England and Wales are becoming ever more mixed in belief, identity and culture, the 2011 census data released today (11 December 2012) reveals.
The proportion of those broadly identifying as Christian has fallen from 72 per cent to 59 per cent.
This amounts to a decline of four million to 33.2 million in the past decade, alongside a growth in other faiths and an increase of those describing themselves as having no religion from 15 per cent to 25 per cent of the population.
Results from Scotland are expected next week, and are likely to show a similar trend.
Other detailed sociological research shows that people who respond to the 'What is your religion?' question in the census, which assumes a normative religious frame, do so for cultural or ethnic reasons rather than purely religious ones.
Those identifying as 'Christian' do not necessarily assent to the doctrinal, ethical, worshipping or lifestyle beliefs associated with the different branches of Christianity, researchers point out.
The census shows a seven per cent rise, to 56.1 million, in the number of people living in England and Wales since 2001.
Some 14.1 million people identify themselves with no religion, compared to 7.7 million ten years ago. Christianity remains the largest identifier at nearly six out of 10 people. There has been a rise in the number of Muslims, with the proportion of the population in 2011 standing at 4.8 per cent, or 2.7 million, up two per cent from 1.5 million in 2001.
The Buddhist, Hindu, Jewish and Sikh faiths all registered increases. There are now 817,000 Hindus, a rise of 264,000 since 2001. The Jewish faith also rose by 3,000 over the last decade from 260,000 to 263,000.
Simon Barrow, co-director of the religion and society thinktank Ekklesia commented: "The new census data from England and Wales confirms what we have been saying for some time. Britain is increasingly becoming a mixed society in terms of culture, identity and belief."

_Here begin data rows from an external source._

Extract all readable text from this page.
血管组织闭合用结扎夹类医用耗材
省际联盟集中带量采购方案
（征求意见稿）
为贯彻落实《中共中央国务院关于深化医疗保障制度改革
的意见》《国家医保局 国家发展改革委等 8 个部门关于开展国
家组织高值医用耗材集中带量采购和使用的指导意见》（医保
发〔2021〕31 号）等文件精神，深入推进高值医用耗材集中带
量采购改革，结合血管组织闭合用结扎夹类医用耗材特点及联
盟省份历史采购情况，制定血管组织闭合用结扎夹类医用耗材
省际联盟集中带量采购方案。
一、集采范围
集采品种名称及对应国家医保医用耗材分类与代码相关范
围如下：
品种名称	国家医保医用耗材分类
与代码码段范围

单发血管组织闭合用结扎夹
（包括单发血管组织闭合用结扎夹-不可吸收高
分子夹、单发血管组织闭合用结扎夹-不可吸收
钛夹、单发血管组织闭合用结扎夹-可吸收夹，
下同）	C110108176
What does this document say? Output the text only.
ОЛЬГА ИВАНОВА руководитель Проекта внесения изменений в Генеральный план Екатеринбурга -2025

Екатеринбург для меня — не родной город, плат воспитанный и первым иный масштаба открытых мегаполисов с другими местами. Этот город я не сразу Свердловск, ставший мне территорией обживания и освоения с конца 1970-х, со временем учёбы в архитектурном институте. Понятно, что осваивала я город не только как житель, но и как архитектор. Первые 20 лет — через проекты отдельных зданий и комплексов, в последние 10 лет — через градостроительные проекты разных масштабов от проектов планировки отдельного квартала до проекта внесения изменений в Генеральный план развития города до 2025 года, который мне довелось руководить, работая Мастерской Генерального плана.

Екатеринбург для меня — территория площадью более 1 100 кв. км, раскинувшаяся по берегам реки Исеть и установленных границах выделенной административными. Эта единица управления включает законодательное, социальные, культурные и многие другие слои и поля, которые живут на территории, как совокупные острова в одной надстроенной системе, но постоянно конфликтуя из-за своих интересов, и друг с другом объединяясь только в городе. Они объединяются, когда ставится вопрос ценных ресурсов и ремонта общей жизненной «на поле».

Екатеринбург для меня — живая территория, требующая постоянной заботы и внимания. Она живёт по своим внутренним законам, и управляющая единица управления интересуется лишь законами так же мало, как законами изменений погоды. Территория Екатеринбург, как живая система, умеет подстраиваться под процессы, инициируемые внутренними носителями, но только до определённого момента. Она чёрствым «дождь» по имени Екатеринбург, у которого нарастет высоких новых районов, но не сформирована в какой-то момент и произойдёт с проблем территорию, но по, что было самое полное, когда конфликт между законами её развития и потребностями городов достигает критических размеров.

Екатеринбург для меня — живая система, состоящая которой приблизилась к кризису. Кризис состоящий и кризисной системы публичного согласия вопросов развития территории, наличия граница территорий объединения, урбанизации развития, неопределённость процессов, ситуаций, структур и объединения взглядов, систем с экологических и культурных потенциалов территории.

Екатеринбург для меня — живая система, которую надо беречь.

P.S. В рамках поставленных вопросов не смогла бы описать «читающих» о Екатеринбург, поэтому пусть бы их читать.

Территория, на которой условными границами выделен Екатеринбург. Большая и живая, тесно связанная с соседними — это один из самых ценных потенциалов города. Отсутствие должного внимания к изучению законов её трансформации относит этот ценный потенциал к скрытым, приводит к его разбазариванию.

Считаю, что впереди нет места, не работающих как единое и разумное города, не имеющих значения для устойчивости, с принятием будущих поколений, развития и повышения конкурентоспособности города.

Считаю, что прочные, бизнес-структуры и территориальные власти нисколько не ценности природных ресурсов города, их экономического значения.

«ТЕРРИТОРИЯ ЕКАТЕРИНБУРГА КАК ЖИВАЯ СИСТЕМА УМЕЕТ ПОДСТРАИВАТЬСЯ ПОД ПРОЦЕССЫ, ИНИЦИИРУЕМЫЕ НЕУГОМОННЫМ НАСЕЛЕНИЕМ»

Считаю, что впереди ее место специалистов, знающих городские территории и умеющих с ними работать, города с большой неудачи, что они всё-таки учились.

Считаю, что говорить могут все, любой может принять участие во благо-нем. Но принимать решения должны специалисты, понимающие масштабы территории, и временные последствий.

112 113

He added: "The key issue for people of all religions and none in plural settings is to learn to develop their own values and practices in a way that recognises difference and seeks to make a beneficial contribution to society through good example rather than compulsion."
"Seeking commonality is positive. On the other hand, differences can also be necessary and instructive. We should not try to pretend they do not exist, or simply wish them away. Mature skills of listening, learning, adapting, holding fast in a non-aggressive way, and working at conflict transformation are all vital in a globalising world. This is the agenda we have to get to grips with, underwritten by compassion," said the Ekklesia co-director.